Dazu gehört auch, Menschen für Prävention zu motivieren. Von so manchem Sportstudio kann hier eine Menge gelernt werden, beispielsweise die Möglichkeiten der Umsetzung theoretischer Erkenntnisse in sportpraktische Trainingsprozesse, die auch Spaß machen. Sicherlich viel Arbeit für die Fachgesellschaften.

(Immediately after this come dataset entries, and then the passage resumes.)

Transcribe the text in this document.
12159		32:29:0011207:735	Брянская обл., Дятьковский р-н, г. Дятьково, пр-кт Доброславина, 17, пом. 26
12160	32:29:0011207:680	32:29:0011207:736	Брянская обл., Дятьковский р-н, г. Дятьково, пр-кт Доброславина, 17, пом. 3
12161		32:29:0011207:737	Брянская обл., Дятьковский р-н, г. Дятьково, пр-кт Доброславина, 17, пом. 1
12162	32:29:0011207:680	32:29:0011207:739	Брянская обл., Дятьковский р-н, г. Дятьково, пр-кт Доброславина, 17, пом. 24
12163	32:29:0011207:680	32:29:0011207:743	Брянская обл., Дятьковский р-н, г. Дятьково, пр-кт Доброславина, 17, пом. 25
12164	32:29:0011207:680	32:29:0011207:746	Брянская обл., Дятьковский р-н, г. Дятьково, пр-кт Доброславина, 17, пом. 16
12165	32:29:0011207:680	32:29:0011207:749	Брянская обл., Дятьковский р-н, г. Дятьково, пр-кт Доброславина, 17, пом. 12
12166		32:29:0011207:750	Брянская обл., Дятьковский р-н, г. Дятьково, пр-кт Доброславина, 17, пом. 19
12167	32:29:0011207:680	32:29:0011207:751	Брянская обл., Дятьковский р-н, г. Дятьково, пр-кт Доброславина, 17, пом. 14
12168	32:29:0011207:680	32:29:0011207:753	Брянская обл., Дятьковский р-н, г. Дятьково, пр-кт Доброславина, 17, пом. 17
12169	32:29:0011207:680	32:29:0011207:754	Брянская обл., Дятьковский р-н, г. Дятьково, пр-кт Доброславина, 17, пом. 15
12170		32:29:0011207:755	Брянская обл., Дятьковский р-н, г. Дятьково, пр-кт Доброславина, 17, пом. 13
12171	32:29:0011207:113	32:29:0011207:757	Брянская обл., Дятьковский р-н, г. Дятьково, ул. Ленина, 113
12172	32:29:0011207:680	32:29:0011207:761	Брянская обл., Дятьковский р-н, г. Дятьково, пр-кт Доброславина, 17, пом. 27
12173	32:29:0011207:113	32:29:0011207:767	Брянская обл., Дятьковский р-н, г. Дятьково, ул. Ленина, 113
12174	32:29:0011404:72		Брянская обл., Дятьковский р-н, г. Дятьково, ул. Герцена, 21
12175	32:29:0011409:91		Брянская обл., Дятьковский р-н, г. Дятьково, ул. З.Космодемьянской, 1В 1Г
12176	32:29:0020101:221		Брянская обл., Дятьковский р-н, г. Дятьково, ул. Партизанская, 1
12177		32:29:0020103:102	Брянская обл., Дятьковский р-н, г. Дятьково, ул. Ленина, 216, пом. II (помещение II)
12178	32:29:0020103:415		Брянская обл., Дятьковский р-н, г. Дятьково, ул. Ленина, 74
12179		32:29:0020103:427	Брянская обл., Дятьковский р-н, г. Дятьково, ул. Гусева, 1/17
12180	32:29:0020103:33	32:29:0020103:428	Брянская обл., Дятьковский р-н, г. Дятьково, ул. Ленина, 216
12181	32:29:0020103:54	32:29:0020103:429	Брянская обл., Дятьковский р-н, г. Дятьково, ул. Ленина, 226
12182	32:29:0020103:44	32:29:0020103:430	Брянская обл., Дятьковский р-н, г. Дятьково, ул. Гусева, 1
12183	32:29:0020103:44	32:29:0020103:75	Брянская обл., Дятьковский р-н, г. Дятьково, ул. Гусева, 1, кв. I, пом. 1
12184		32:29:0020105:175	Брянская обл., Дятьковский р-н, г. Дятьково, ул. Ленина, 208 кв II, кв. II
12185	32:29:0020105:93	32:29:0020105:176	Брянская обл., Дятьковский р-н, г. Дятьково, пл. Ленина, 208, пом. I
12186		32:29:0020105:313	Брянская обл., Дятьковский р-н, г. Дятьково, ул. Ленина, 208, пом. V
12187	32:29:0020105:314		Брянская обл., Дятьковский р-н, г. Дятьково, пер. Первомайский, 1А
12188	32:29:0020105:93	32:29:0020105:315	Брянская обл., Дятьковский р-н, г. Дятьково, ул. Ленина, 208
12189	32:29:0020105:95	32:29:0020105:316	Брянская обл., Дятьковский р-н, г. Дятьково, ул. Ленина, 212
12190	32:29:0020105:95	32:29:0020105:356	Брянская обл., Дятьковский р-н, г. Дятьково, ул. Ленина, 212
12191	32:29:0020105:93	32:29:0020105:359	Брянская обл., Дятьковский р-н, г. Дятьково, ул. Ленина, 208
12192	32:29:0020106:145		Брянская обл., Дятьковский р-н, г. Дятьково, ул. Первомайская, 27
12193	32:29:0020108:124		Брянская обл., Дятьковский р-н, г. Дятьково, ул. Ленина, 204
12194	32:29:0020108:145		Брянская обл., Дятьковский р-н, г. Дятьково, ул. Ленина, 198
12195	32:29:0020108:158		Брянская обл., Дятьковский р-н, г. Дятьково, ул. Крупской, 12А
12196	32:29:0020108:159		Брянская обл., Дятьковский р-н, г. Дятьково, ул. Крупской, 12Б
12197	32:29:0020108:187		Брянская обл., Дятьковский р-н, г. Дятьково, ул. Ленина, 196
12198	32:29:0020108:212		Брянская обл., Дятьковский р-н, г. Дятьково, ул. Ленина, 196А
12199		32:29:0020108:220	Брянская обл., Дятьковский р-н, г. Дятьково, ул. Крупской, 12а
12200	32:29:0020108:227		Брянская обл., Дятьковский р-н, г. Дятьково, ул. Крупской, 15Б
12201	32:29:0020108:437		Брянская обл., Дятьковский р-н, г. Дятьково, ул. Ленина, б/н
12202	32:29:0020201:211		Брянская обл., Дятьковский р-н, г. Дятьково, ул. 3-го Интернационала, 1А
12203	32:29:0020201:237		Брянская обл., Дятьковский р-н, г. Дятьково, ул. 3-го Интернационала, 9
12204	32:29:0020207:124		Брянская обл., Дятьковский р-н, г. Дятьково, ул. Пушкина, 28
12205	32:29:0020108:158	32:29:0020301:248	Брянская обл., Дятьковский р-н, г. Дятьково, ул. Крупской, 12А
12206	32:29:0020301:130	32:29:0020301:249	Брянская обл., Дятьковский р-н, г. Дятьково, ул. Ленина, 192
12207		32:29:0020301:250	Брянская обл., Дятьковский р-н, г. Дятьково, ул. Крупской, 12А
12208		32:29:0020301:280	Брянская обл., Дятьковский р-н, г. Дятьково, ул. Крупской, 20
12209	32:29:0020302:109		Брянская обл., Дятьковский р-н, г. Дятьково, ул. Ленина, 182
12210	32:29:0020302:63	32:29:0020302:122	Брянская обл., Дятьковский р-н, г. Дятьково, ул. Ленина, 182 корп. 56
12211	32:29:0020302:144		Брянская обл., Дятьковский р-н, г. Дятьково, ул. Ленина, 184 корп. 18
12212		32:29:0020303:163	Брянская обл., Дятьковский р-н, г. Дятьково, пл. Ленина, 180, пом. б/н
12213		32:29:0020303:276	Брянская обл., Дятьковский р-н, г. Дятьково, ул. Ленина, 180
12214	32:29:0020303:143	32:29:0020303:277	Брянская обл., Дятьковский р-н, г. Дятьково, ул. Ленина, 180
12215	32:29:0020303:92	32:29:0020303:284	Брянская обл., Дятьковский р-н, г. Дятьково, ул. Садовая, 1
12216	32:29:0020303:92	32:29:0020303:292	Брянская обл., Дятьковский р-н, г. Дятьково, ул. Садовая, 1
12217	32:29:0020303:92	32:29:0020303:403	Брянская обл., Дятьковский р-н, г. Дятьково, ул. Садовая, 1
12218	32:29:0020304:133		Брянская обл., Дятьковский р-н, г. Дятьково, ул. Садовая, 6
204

Und dann müssen Politik, Krankenkassen und die Medien davon überzeugt werden, dass wir künftig diese Art von Prävention meinen, bei deren Umsetzung wir Ärzte eine wichtige Rolle spielen und die auch honoriert werden muss. Dass es Zuarbeiter geben muss, wie Krankenkassen, Bundes- und Landeszentralen für gesundheitliche Aufklärung sowie z.B. Physiotherapeuten, steht außer Frage. Aber letztendlich zuständig für jegliche Form der Prävention sind Mediziner. Sie haben eine mindestens elfjährige Aus- und Weiterbildung hinter sich gebracht, die den Steuerzahler viel Geld gekostet hat. Insofern führen Diskussionen ins Leere, die der Frage nachgehen, wer für die Prävention zuständig ist, die natürlich nicht nur in Arztpraxen und Krankenhäusern stattfindet, sondern auch in Kitas, Schulen und Seniorenresidenzen. Dort auch Ärztinnen und Ärzte auftreten zu lassen, könnte ich mir gut vorstellen.